Many, if not most, fans did not like their favourite superheroes to be tampered with. As former DC Entertainment president Diane Nelson told Vanity Fair in Snyder’s profile, “Zack is a masterful visual storyteller who goes deep on individual characters. For some people, that is amazing, and for other people that becomes the problem because they have fixed opinions about who these DC characters are and are not.”
With Justice League, Snyder had a plan of three Justice League movies. In the first movie in this trilogy, Steppenwolf was to come to earth for the Mother Boxes (and indeed, he did), but the end was supposed to set up Darkseid, the ruler of Apokolips who is basically a god of evil. The second movie will then have Darkseid invading the earth. By then Green Lantern, Shazam! and perhaps others would have joined the Justice League.

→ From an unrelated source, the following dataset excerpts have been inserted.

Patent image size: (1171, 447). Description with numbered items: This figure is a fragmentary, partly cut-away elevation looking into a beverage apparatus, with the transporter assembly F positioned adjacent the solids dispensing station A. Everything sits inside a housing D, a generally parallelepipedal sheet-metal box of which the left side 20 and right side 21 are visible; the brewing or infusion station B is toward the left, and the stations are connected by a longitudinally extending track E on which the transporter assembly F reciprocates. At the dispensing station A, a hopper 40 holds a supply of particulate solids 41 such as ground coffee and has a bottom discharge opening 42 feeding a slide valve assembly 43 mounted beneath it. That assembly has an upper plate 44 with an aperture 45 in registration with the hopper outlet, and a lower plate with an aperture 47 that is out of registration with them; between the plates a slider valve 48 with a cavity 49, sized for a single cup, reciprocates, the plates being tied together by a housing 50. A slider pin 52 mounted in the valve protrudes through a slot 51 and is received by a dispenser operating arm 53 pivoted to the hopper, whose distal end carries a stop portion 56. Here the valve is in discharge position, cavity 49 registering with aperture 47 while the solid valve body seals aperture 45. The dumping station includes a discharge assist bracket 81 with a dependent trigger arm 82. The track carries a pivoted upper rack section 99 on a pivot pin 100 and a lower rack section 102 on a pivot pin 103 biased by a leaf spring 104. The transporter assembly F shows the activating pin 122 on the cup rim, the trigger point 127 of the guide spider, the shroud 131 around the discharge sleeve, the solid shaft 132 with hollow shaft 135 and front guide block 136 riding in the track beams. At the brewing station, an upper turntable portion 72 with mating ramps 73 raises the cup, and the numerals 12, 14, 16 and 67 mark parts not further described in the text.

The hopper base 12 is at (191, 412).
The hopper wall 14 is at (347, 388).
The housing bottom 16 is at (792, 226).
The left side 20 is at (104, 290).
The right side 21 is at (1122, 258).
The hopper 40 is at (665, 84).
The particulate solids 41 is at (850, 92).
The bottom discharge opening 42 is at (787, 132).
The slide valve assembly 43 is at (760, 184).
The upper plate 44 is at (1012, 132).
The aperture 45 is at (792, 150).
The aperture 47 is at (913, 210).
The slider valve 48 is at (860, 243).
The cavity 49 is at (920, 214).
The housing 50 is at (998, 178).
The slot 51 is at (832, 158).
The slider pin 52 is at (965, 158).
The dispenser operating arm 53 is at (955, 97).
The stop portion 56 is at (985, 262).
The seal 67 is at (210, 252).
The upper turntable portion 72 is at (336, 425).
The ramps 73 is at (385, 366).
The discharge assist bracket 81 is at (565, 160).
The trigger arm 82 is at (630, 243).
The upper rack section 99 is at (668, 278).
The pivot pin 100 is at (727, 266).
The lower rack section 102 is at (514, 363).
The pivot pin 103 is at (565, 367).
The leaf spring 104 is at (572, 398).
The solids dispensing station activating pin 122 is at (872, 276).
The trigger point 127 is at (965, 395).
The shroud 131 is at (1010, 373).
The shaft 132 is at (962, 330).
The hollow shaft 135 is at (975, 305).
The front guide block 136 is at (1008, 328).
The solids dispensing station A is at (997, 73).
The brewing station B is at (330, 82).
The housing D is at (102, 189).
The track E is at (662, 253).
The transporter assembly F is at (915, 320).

The concluding Justice League movie would have Darkseid succeeding in his plan and enslaving humanity with his anti-life equation, turning earth into a wasteland (the Knightmare sequence in Batman v Superman teased exactly that) while the superheroes fight back in the third act.
It all sounds incredibly exciting, but mixed reception to Snyder’s DC filmography made sure that Warner Bros’ trust with him had eroded by then. Snyder used that same word in a recent New York Times profile. He added that it was Whedon’s recruitment to Justice League that “was a bit of a red flag. They were like, We think punching up the humour and doing some more fun stuff will be great. I was like, Hmm, I’m happy to shoot a scene if you guys have a good idea. We kicked around a bunch of different writers and they had come in with Joss. He’s a talented writer, no two ways about it. But I really didn’t see the point. And then when I was like, I’m done, I can’t do this, I feel like they were volunteering Joss as the de facto finisher.”
What could have been the denouement of Snyder’s Justice League arc?
He revealed to NYT, “It’s the fall of Earth, when Superman succumbs to anti-life. And then sending Flash back in time to change one element so that doesn’t happen. And then the big battle where we beat him. When [the villain] Darkseid comes to Earth, in the movie that you’ll never see, the armies of Earth all unite again, as they did before. This time there would be aircraft carriers and Special Forces guys, all the armies of the world would come together, as well as [Aquaman’s fellow] Atlanteans rising out of the ocean and the Themyscirans [Wonder Woman’s compatriots] coming off their island. That was our big finale. But it’s a long drum roll and guitar solo to get there.”
This sounds amazing, but it is likely that Zack Snyder’s Justice League will be last association with anything DC.